While multimodal fusion has been extensively studied in Multimodal Sentiment Analysis (MSA), the role of fusion depth and multimodal capacity allocation remains underexplored. In this work, we position fusion depth, scalability, and dedicated multimodal capacity as primary factors for effective fusion. We introduce DeepMLF, a novel multimodal language model (LM) with learnable tokens tailored toward deep fusion. DeepMLF leverages an audiovisual encoder and a pretrained decoder LM augmented with multimodal information across its layers. We append learnable tokens to the LM that: 1) capture modality interactions in a controlled fashion and 2) preserve independent information flow for each modality. These fusion tokens gather linguistic information via causal self-attention in LM Blocks and integrate with audiovisual information through cross-attention MM Blocks. Serving as dedicated multimodal capacity, this design enables progressive fusion across multiple layers, providing depth in the fusion process. Our training recipe combines modality-specific losses and language modelling loss, with the decoder LM tasked to predict ground truth polarity. Across three MSA benchmarks with varying dataset characteristics, DeepMLF achieves state-of-the-art performance.
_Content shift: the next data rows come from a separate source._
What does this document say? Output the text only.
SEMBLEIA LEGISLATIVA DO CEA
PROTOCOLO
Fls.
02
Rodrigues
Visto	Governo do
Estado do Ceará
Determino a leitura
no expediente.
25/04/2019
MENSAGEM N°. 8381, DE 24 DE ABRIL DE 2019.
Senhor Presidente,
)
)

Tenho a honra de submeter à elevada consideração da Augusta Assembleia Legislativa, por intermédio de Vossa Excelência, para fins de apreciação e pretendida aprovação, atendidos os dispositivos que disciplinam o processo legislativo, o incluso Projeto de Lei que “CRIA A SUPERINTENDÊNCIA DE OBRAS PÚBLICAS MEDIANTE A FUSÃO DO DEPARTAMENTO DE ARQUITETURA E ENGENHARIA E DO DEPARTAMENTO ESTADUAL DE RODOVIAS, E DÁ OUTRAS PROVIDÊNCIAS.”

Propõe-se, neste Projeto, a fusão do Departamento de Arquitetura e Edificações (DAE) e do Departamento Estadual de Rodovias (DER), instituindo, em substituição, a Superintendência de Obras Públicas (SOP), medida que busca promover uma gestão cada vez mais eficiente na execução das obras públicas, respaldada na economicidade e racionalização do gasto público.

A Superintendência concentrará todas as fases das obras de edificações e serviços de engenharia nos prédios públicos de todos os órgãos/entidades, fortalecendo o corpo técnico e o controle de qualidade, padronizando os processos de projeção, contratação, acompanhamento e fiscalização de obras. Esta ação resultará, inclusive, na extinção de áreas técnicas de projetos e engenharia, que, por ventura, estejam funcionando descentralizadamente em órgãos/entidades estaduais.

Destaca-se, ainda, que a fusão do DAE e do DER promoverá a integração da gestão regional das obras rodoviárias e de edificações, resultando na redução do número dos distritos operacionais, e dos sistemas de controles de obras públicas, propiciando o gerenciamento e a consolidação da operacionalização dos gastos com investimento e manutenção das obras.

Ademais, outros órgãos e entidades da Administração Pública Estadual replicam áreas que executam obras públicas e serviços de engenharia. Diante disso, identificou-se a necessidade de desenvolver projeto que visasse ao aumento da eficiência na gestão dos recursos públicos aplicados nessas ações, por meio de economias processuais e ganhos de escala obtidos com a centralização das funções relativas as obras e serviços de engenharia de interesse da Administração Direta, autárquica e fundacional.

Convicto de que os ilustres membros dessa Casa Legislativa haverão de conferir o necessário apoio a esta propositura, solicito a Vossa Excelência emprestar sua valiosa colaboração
Our results confirm that deeper fusion leads to better performance, with optimal fusion depths (5-7) exceeding those of existing approaches. Additionally, our analysis on the number of fusion tokens reveals that small token sets (20) achieve optimal performance. We examine the importance of representation learning order (fusion curriculum) through audiovisual encoder initialization experiments. Our ablation studies demonstrate the superiority of the proposed fusion design and gating while providing a holistic examination of DeepMLF's scalability to LLMs, and the impact of each training objective and embedding regularization.

Paper Structure

This paper contains 42 sections, 10 equations, 3 figures, 13 tables.

Figures (3)

  • Figure 1: DeepMLF architecture overview. Audio and Visual features are being processed by a trainable AV-Encoder and then fed to the Language Model (LM) for deep multimodal fusion. The LM consists of $N$ layers where the LM Block remains frozen and the MM Block is trainable. The output of the overall architecture are audiovisual, language and fused tokens which encapsulate audiovisual, linguistic and mutlimodal sentiment information respectively. The Model Heads denote the involved objectives in out training recipe.
  • Figure 2: MM Block. The fusion tokens (green) are appended at the LM input. First they accumulate linguistic information though the frozen LM Blocks ($\operatorname{CSA}$ and $\operatorname{FFW}$). Then the fusion tokens ($\mathbf{X}_f$) are fed to the $\operatorname{GCA}$ module where they are fused with audiovisual information ($\mathbf{z}$) and together with the language tokens ($\mathbf{X}_t$) are fed to the $\operatorname{FFW}$ module of the MM Block. This modular design allows for integration of multiple MM Blocks across LM layers, enabling deep fusion capabilities.
  • Figure 3: Impact of the number $n_f$ of learnable fusion tokens on MOSEI. $\uparrow/\downarrow$: higher/lower is better.